TOZ RUHU | Yönetmen: Nesimi Yetik / Oyuncular: Tansu Biçer (Metin), Ertuğrul Aytaç Uşun (Ümit), Selin Yeninci (Neslihan), Aytaç Arman (Avni), Nihal G. Koldaş (Suzan), Settar Tanrıöğen (Fahrettin) / Türkiye / 2015 / Renkli / 95´

Sinopsis:

Metin, İstanbul’da yaşayan bir erkek gündelikçidir. Kendi halinde, mutlu bir dünyası vardır. Arabesk müzik tutkunudur, şarkılar besteler. Metin’in küçük dünyası ilk olarak İstanbul’a asker olarak gelen yeğeni Ümit’in ziyaretiyle değişir. Ama dünyasının asıl sarsılışı müşterisi Suzan Hanım’ın evinde birlikte çalıştıkları Neslihan’ın evine gelmesiyle olur. En nihayetinde Metin’in hayatına giren iki kişi de kendi yollarına doğru giderler. Metin yine küçük dünyasında, yalnızlığıyla başbaşa kalır.
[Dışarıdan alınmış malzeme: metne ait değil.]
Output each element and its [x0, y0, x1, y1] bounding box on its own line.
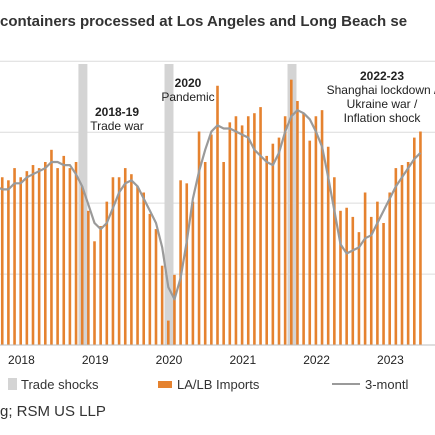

Bu sırada Metin’in hayatında ilginç bir gelişme olur, İstiklal Caddesi’ndeki kabininde şarkı söylediği televizyon programı onu konuk olarak çağırır.
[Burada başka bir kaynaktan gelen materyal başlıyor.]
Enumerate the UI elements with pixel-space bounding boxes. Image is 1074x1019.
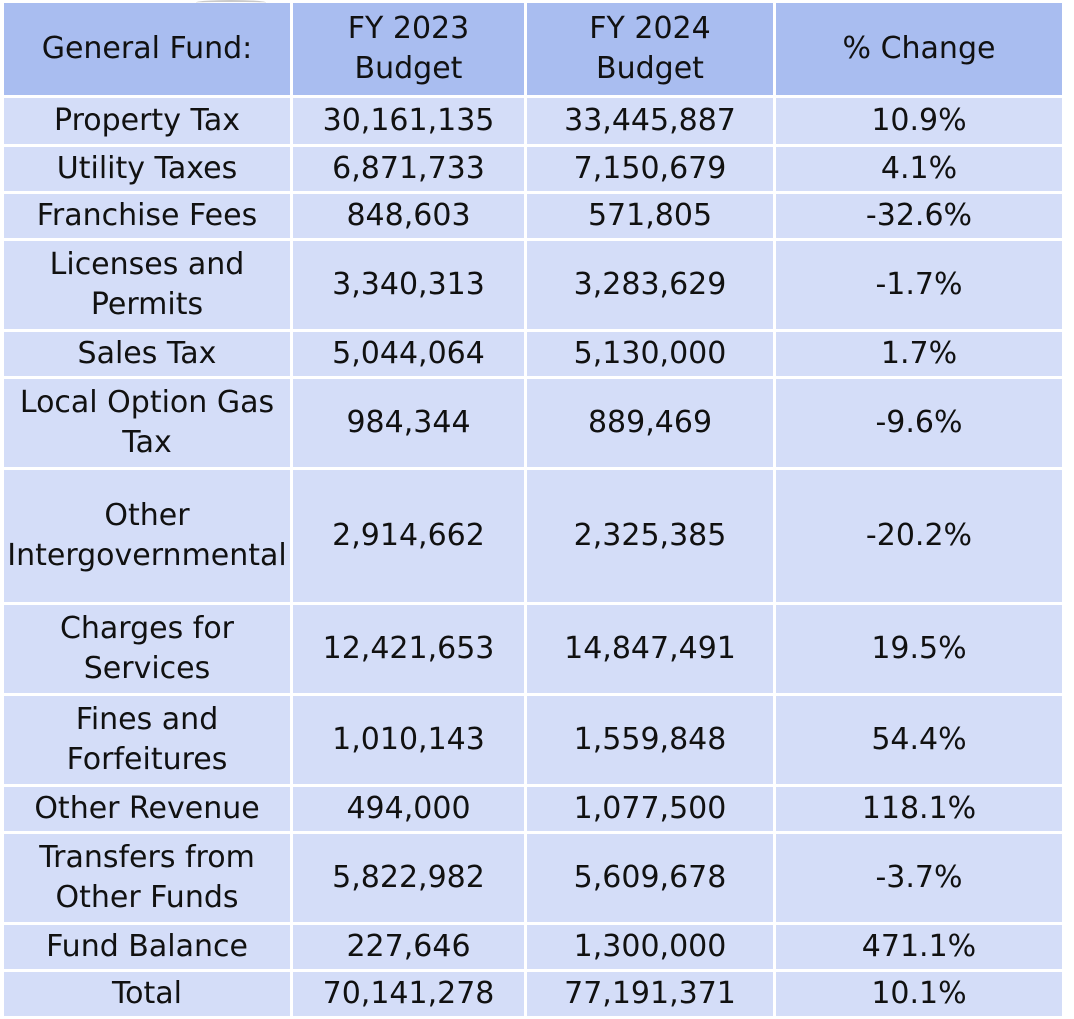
row-label-line: Local Option Gas bbox=[19, 385, 275, 420]
fy2023-value: 5,822,982 bbox=[293, 834, 524, 922]
fy2023-value: 30,161,135 bbox=[293, 98, 524, 144]
row-label: Fund Balance bbox=[4, 925, 290, 969]
fy2024-value: 7,150,679 bbox=[527, 147, 773, 191]
row-label-line: Fund Balance bbox=[46, 929, 248, 964]
row-label-line: Services bbox=[83, 651, 211, 686]
header-fy2023-budget: FY 2023 Budget bbox=[293, 3, 524, 95]
table-row: Transfers from Other Funds 5,822,982 5,609,… bbox=[4, 834, 1062, 922]
header-fy2024-budget: FY 2024 Budget bbox=[527, 3, 773, 95]
header-line: FY 2023 bbox=[347, 11, 470, 46]
fy2023-value: 1,010,143 bbox=[293, 696, 524, 784]
fy2024-value: 1,300,000 bbox=[527, 925, 773, 969]
row-label-line: Other Funds bbox=[55, 880, 239, 915]
row-label-line: Utility Taxes bbox=[56, 151, 238, 186]
fy2023-value: 5,044,064 bbox=[293, 332, 524, 376]
fy2023-value: 984,344 bbox=[293, 379, 524, 467]
row-label: Fines and Forfeitures bbox=[4, 696, 290, 784]
table-body: Property Tax 30,161,135 33,445,887 10.9% Uti… bbox=[4, 98, 1062, 1016]
row-label: Franchise Fees bbox=[4, 194, 290, 238]
table-row: Utility Taxes 6,871,733 7,150,679 4.1% bbox=[4, 147, 1062, 191]
row-label: Local Option Gas Tax bbox=[4, 379, 290, 467]
fy2023-value: 70,141,278 bbox=[293, 972, 524, 1016]
fy2024-value: 1,559,848 bbox=[527, 696, 773, 784]
row-label: Property Tax bbox=[4, 98, 290, 144]
row-label-line: Intergovernmental bbox=[7, 538, 287, 573]
row-label: Transfers from Other Funds bbox=[4, 834, 290, 922]
table-row: Other Revenue 494,000 1,077,500 118.1% bbox=[4, 787, 1062, 831]
header-percent-change: % Change bbox=[776, 3, 1062, 95]
header-general-fund: General Fund: bbox=[4, 3, 290, 95]
row-label-line: Transfers from bbox=[39, 840, 255, 875]
table-row: Franchise Fees 848,603 571,805 -32.6% bbox=[4, 194, 1062, 238]
row-label: Utility Taxes bbox=[4, 147, 290, 191]
fy2024-value: 3,283,629 bbox=[527, 241, 773, 329]
row-label: Sales Tax bbox=[4, 332, 290, 376]
percent-change-value: 4.1% bbox=[776, 147, 1062, 191]
fy2023-value: 3,340,313 bbox=[293, 241, 524, 329]
row-label: Other Revenue bbox=[4, 787, 290, 831]
percent-change-value: 10.1% bbox=[776, 972, 1062, 1016]
top-decorative-arc bbox=[196, 0, 266, 5]
row-label: Other Intergovernmental bbox=[4, 470, 290, 602]
table-row: Other Intergovernmental 2,914,662 2,325,385… bbox=[4, 470, 1062, 602]
row-label-line: Licenses and bbox=[49, 247, 245, 282]
row-label-line: Fines and bbox=[75, 702, 219, 737]
percent-change-value: -20.2% bbox=[776, 470, 1062, 602]
fy2023-value: 6,871,733 bbox=[293, 147, 524, 191]
table-row: Fund Balance 227,646 1,300,000 471.1% bbox=[4, 925, 1062, 969]
header-line: % Change bbox=[842, 31, 996, 66]
fy2024-value: 2,325,385 bbox=[527, 470, 773, 602]
row-label-line: Other bbox=[104, 498, 190, 533]
table-row: Sales Tax 5,044,064 5,130,000 1.7% bbox=[4, 332, 1062, 376]
fy2024-value: 889,469 bbox=[527, 379, 773, 467]
row-label-line: Sales Tax bbox=[77, 336, 217, 371]
row-label-line: Charges for bbox=[59, 611, 235, 646]
row-label-line: Franchise Fees bbox=[36, 198, 258, 233]
fy2024-value: 1,077,500 bbox=[527, 787, 773, 831]
row-label-line: Other Revenue bbox=[34, 791, 260, 826]
percent-change-value: 118.1% bbox=[776, 787, 1062, 831]
percent-change-value: -9.6% bbox=[776, 379, 1062, 467]
row-label-line: Total bbox=[111, 976, 183, 1011]
percent-change-value: -32.6% bbox=[776, 194, 1062, 238]
row-label-line: Tax bbox=[122, 425, 172, 460]
table-row: Local Option Gas Tax 984,344 889,469 -9.6% bbox=[4, 379, 1062, 467]
fy2023-value: 227,646 bbox=[293, 925, 524, 969]
row-label: Total bbox=[4, 972, 290, 1016]
fy2024-value: 77,191,371 bbox=[527, 972, 773, 1016]
percent-change-value: 10.9% bbox=[776, 98, 1062, 144]
table-row: Charges for Services 12,421,653 14,847,491 1… bbox=[4, 605, 1062, 693]
header-line: General Fund: bbox=[41, 31, 253, 66]
row-label: Charges for Services bbox=[4, 605, 290, 693]
percent-change-value: -1.7% bbox=[776, 241, 1062, 329]
fy2023-value: 494,000 bbox=[293, 787, 524, 831]
header-line: Budget bbox=[596, 51, 704, 86]
fy2024-value: 5,609,678 bbox=[527, 834, 773, 922]
percent-change-value: 54.4% bbox=[776, 696, 1062, 784]
row-label-line: Permits bbox=[90, 287, 204, 322]
table-row: Fines and Forfeitures 1,010,143 1,559,848 54… bbox=[4, 696, 1062, 784]
fy2023-value: 12,421,653 bbox=[293, 605, 524, 693]
fy2024-value: 571,805 bbox=[527, 194, 773, 238]
fy2024-value: 5,130,000 bbox=[527, 332, 773, 376]
percent-change-value: -3.7% bbox=[776, 834, 1062, 922]
table-row: Licenses and Permits 3,340,313 3,283,629 -1.… bbox=[4, 241, 1062, 329]
table-row: Total 70,141,278 77,191,371 10.1% bbox=[4, 972, 1062, 1016]
row-label: Licenses and Permits bbox=[4, 241, 290, 329]
row-label-line: Property Tax bbox=[54, 103, 240, 138]
percent-change-value: 471.1% bbox=[776, 925, 1062, 969]
table-row: Property Tax 30,161,135 33,445,887 10.9% bbox=[4, 98, 1062, 144]
percent-change-value: 1.7% bbox=[776, 332, 1062, 376]
header-line: Budget bbox=[354, 51, 463, 86]
fy2024-value: 14,847,491 bbox=[527, 605, 773, 693]
fy2023-value: 2,914,662 bbox=[293, 470, 524, 602]
header-line: FY 2024 bbox=[589, 11, 711, 46]
budget-table-container: General Fund: FY 2023 Budget FY 2024 Bud… bbox=[4, 3, 1068, 1016]
percent-change-value: 19.5% bbox=[776, 605, 1062, 693]
fy2024-value: 33,445,887 bbox=[527, 98, 773, 144]
table-header-row: General Fund: FY 2023 Budget FY 2024 Bud… bbox=[4, 3, 1062, 95]
fy2023-value: 848,603 bbox=[293, 194, 524, 238]
row-label-line: Forfeitures bbox=[66, 742, 228, 777]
Not: Yukarıdaki paragraf Başka Sinema sayfasından alınmıştır.

Artılar

  • Tansu Biçer’in oyunculuğu başarılı.

Eksiler

  • Film, hikayenin karakterlerle beraber harmanlanmasında biraz sıkıntılar yaşıyor.

Keşif

  • Metin’de Başak burcunun özelliklerini görebiliriz: İşine sadık, düzenli, titiz ve biraz da çekingen.
  • Metin, kemerinin üzerinde cep telefonu yerine ses kaydedici taşıyan nevi şahsına münhasır bir kişilik. Diğer yandan Metin, yazdığı fantezi türü şarkılarda karşı cinsle olan hayallerini anlatıyor bir bakıma da.
  • Aytaç Arman’ı izlemek keyifliydi.
  • Metin, “Yozgat Blues” (Yönetmen: Mahmut Fazıl Coşkun) filmindeki Yavuz (Ercan Kesal) ile “Şimdiki Zaman” (Yönetmen: Belmin Söylemez) filmindeki Tayfun (Ozan Bilen) karakterlerinin bir karışımı gibi.
  • “Uzak” (Yönetmen: Nuri Bilge Ceylan) filminde iki akraba arasındaki ilişki ne kadar uzaksa bu filmde bir o kadar yakın.

Öylesine

  • Metin sahne tozunu yutamıyor belki ama çamaşır tozu yutuvermiş olabilir.
  • Metin gömlek değiştirir gibi sevgili değil de sevgili değiştirir gibi gömlek değiştiriyor.